Au lendemain de l'audition de Sally Yates, ex-ministre de la Justice par intérim, devant une commission du Sénat américain, le mystère demeure entier : pourquoi la Maison-Blanche a-t-elle attendu 18 jours avant de réclamer la démission de Michael Flynn, qui occupait le poste de conseiller à la sécurité nationale?

Une chose est absolument certaine : le Sénat et la Chambre des représentants à majorité républicaine auraient déjà lancé 354 enquêtes sur cette seule question si elle avait mis en cause le jugement, l'honnêteté ou l'indépendance d'un président démocrate vis-à-vis d'une puissance étrangère accusée d'avoir influencé la plus récente élection présidentielle américaine.

Après tout, comme l'a confirmé Yates hier (voir la vidéo qui coiffe ce billet), la Maison-Blanche a su dès le 26 janvier 2017 que Michael Flynn avait menti au vice-président Mike Pence sur la nature de ses contacts, fin décembre, avec l'ambassadeur de Russie à Washington, et que les mensonges du conseiller à la sécurité nationale le rendaient vulnérable au chantage de la Russie, qui connaissait la vérité.

Or, avant de pousser Michael Flynn vers la sortie, Donald Trump a attendu jusqu'au 13 février, journée de la publication d'un article percutant du Washington Post sur l'intervention de Sally Yates auprès de la Maison-Blanche.
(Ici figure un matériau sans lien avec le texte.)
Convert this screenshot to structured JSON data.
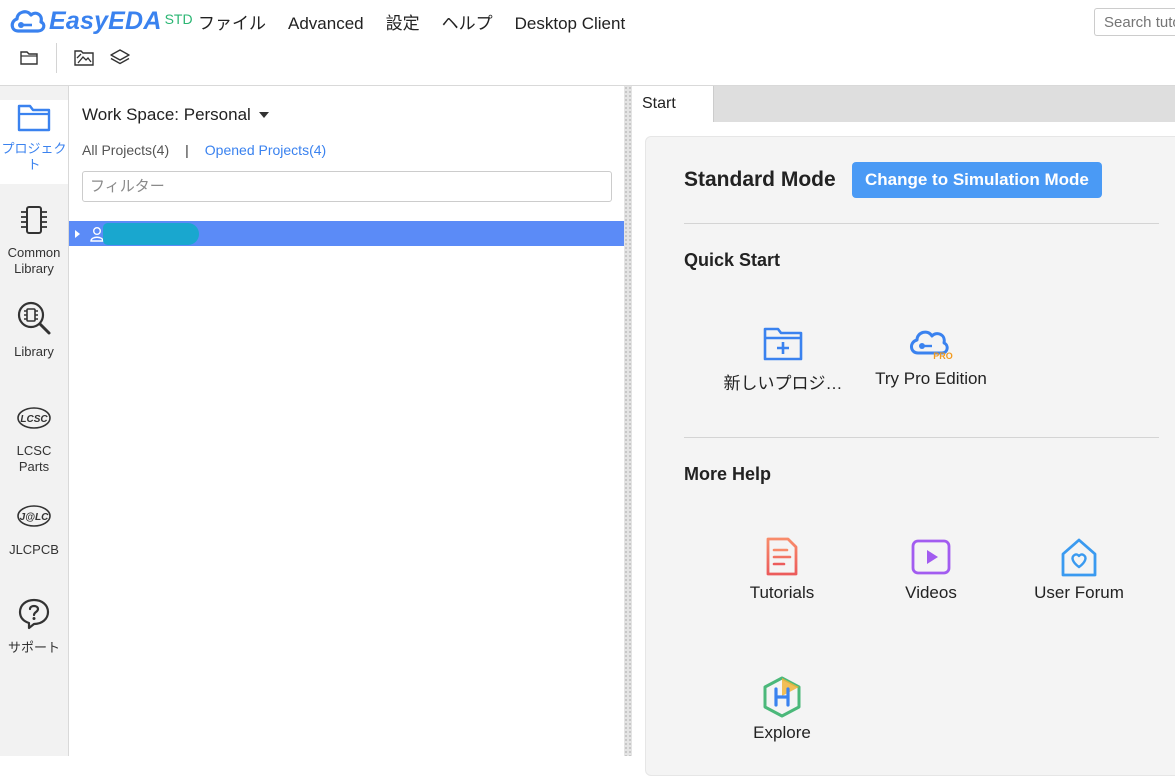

N'eût été de cet article, Michael Flynn serait peut-être encore aujourd'hui à son poste.

Pourquoi?

La même mystère entoure le refus du président républicain de suivre le conseil de son prédécesseur de ne pas confier à Michael Flynn le poste de conseiller à la sécurité nationale. À ce conseil s'ajoute une recommandation semblable du gouverneur du New Jersey Chris Christie, qui a dirigé pendant un certain temps l'équipe de transition de Donald Trump.
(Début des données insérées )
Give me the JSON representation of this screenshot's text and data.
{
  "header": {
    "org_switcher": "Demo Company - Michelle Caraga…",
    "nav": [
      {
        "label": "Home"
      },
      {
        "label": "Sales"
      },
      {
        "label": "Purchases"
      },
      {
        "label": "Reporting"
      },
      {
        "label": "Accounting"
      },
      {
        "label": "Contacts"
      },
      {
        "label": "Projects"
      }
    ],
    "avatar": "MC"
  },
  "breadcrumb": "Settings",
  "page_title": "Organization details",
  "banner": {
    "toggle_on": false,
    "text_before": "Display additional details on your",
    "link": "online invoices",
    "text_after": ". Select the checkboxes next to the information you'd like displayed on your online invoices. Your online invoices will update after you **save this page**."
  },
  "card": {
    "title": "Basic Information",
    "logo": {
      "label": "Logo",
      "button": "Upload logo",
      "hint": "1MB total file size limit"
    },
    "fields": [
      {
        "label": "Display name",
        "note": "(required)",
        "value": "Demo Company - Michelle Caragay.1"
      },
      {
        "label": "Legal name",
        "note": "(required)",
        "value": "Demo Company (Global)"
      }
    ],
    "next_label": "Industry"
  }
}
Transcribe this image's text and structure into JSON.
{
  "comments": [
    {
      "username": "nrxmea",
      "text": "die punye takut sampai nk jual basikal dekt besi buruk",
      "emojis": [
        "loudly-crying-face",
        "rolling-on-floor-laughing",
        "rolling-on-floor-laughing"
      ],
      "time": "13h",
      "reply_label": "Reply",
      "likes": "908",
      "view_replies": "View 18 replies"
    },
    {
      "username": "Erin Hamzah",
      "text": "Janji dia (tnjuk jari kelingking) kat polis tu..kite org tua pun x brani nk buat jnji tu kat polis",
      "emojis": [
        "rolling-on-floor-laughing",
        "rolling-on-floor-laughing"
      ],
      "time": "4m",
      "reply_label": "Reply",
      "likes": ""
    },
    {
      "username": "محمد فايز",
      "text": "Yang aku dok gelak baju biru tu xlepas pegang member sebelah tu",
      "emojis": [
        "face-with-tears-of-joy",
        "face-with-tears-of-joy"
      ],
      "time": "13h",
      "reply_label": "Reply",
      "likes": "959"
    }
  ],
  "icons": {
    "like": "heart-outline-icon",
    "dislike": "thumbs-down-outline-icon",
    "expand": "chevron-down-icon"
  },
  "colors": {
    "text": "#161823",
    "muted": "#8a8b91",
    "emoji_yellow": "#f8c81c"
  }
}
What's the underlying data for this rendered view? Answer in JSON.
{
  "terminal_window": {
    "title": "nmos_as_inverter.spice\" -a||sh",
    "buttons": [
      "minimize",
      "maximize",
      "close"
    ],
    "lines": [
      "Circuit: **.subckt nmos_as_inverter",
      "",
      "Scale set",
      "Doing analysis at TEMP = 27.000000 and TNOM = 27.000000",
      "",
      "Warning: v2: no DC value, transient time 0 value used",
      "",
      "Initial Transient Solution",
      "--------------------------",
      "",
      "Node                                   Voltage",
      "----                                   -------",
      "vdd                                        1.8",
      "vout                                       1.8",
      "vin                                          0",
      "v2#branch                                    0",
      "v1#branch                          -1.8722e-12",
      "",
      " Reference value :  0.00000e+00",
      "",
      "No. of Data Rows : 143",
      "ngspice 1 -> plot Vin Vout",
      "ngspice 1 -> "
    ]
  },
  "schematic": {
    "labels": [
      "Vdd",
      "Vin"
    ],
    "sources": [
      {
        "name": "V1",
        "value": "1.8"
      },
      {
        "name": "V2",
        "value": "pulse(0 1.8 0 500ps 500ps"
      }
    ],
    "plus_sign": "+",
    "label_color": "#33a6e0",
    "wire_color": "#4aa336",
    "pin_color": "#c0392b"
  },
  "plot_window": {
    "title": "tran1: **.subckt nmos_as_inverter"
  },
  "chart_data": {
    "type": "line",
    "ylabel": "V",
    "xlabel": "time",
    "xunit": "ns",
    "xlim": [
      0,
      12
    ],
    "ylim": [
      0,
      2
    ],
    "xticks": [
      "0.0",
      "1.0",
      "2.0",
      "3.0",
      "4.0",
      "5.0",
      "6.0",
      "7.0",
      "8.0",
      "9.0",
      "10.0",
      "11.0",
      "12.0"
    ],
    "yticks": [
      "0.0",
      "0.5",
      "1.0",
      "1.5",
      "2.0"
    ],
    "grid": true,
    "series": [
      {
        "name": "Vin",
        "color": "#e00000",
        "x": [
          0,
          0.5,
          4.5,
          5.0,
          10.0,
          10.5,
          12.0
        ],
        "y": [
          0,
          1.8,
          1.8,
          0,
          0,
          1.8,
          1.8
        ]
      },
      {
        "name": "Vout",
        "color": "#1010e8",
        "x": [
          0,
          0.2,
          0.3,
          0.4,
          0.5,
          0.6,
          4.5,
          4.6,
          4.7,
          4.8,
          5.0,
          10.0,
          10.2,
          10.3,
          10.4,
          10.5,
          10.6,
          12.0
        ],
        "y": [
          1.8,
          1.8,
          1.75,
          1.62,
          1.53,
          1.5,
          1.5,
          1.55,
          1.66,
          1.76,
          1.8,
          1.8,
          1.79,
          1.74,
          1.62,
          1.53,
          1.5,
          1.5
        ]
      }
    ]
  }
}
Est-ce seulement la loyauté qui a guidé le choix de Donald Trump  ou une raison qui touche aux liens noués par le général retraité avec la Russie? Liens qui font l'objet de trois enquêtes, dont l'une menée par le FBI.

Dans une série de gazouillis publiés hier soir, Donald Trump a qualifié de «vieilles nouvelles» le témoignage de Sally Yates devant la commission du Sénat. Il aurait sans doute préféré traiter le tout de «fausses nouvelles». Manque de pot. Les «vieilles nouvelles» inexpliquées ont tendance à ne pas mourir.
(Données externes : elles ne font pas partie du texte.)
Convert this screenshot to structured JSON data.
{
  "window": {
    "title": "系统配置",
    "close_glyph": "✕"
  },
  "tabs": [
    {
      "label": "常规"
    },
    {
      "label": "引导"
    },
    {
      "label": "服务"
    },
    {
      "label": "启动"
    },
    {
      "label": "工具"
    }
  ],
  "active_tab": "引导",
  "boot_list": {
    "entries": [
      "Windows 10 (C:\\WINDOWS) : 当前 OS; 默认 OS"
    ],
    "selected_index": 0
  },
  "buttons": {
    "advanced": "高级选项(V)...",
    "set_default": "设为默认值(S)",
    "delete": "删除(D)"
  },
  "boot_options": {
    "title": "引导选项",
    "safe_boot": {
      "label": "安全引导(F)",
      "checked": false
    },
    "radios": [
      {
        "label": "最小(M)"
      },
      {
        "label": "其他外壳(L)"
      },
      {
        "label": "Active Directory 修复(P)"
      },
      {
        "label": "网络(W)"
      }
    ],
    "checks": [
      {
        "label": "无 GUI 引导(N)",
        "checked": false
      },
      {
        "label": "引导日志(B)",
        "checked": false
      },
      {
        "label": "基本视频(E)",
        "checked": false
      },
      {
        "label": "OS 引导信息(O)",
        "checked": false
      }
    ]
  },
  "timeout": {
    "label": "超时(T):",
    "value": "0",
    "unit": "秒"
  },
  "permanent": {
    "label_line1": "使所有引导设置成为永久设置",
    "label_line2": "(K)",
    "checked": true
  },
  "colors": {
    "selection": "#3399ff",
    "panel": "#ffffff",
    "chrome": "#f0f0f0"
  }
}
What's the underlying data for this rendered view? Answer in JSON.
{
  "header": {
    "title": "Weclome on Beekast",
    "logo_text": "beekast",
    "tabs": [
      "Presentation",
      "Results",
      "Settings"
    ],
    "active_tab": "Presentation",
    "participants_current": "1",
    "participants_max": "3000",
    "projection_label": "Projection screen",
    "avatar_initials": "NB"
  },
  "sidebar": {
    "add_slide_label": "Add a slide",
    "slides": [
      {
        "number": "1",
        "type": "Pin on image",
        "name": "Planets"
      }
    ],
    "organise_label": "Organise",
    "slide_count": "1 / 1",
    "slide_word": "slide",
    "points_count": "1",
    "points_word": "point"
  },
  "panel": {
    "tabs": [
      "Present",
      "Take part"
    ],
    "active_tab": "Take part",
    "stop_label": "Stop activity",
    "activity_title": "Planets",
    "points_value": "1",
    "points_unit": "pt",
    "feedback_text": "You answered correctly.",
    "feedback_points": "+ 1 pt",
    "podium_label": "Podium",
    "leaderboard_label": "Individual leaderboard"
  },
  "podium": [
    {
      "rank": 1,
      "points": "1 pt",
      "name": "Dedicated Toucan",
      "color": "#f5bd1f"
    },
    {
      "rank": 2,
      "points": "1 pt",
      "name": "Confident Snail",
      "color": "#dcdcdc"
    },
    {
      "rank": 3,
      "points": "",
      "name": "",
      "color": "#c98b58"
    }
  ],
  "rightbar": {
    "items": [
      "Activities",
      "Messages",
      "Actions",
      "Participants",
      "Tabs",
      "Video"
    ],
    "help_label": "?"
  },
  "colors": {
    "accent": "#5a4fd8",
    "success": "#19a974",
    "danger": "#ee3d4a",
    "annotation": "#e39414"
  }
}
Dans un autre gazouillis, le président a écrit que James Clapper, ex-directeur du Renseignement national, avait indiqué hier devant la même commission sénatoriale qu'il n'y avait pas de preuve de collusion entre des proches de l'entourage de Donald Trump et les responsables russes qui ont influencé l'élection présidentielle américaine.

Or, Clapper a affirmé qu'il n'était même pas au courant que le FBI menait une enquête sur une collusion possible avant que James Comey ne révèle l'existence de cette enquête en mars dernier. Il a ajouté que le Renseignement national n'était pas informé par le FBI des enquêtes de contre-espionnage. D'où sa précision selon laquelle il n'était pas en mesure de dire s'il y avait preuve de collusion.

Il n'en fallait pas plus pour que Donald Trump et la Maison-Blanche crient victoire. Voilà qui est peut-être prématuré.